In the United States, we have lost almost 17 million acres of wetland habitat since the 1950s. But having realized how vital wetlands are for the health of the planet, humans are now protecting, restoring, and even creating wetlands — you can help, too! Did you know you can make your own mini-wetland habitat in your back yard? Or make a really cool natural pool out of your existing swimming pool? Or volunteer to restore wetlands around Texas? All these actions help native wildlife!
You can also help wetland species simply by visiting the Houston Zoo – your admission supports our many conservation efforts around the world. Here at the Zoo, we feature two areas highlighting wetland habitats. The Pantanal in South America is the largest wetland ecosystem on earth; the Zoo’s newest exhibit, South America’s Pantanal features many of the animals found in this unique tropical Eden.

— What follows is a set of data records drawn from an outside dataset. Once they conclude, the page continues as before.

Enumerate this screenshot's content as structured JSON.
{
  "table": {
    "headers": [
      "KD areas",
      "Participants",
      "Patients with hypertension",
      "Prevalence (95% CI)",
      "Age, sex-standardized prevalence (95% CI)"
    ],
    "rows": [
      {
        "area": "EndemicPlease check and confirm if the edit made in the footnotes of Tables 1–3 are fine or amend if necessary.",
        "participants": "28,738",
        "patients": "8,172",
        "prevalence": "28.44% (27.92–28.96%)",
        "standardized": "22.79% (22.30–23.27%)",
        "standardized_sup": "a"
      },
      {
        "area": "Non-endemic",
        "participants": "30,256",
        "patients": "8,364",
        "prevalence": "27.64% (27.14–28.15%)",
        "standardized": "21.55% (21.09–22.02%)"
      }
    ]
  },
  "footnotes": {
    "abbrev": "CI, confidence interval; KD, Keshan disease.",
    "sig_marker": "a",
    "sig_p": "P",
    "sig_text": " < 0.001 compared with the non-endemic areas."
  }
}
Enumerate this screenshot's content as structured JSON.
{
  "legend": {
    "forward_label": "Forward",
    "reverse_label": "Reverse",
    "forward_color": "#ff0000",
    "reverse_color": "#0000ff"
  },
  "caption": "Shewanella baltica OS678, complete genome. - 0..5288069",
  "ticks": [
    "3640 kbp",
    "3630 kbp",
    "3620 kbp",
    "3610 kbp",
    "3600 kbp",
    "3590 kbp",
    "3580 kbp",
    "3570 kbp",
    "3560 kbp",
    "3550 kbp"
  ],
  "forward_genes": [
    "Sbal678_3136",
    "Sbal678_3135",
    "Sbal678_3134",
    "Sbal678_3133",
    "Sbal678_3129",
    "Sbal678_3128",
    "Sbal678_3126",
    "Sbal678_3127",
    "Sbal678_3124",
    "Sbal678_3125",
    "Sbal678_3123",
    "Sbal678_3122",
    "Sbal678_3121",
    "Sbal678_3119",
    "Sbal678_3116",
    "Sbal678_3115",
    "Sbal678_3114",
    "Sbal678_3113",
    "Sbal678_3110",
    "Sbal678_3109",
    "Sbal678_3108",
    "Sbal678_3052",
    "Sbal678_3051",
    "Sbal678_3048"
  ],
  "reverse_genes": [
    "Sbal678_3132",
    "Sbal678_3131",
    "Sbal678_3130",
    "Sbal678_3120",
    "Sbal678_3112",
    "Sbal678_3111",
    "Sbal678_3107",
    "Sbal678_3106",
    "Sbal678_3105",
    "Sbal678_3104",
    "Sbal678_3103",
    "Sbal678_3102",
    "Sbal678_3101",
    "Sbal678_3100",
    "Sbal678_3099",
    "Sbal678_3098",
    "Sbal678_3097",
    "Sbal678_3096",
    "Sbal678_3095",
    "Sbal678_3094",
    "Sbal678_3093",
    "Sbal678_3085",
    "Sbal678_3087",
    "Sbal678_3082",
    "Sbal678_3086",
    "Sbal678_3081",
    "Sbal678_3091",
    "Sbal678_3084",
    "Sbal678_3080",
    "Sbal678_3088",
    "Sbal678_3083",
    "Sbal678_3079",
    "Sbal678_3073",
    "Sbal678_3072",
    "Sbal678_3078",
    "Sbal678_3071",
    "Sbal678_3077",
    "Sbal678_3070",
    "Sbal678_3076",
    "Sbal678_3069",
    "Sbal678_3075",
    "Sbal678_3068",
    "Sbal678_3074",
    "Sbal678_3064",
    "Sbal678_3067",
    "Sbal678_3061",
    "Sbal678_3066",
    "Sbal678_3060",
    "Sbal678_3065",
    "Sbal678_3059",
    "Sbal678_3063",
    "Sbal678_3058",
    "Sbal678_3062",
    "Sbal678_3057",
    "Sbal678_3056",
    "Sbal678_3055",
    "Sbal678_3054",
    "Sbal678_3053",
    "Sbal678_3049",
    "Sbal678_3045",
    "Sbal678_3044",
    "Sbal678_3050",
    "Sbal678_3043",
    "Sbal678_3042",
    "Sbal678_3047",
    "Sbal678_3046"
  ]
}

The other is the Kathrine G. McGovern Texas Wetlands, an exhibit featuring three iconic North American wetland species that were once on the brink of extinction — the bald eagle, American alligator, and whooping crane — plus a fully functioning wetland ecosystem, complete with southeast Texas native plants, fishes, and turtles.
Many wild native species are attracted to this special wetland too. You will see the most activity and diversity in the warmer months, especially insects and birds (and in the evenings — bats!), but every season has its beauty. Be sure to join us in early spring when the iris and spider lilies bloom!
So, come on down to the Houston Zoo and enjoy some wetland plants and animals on World Wetland Day. And if you can’t make it today, not to worry — we celebrate the wonder and importance of wetlands EVERY day. See you here!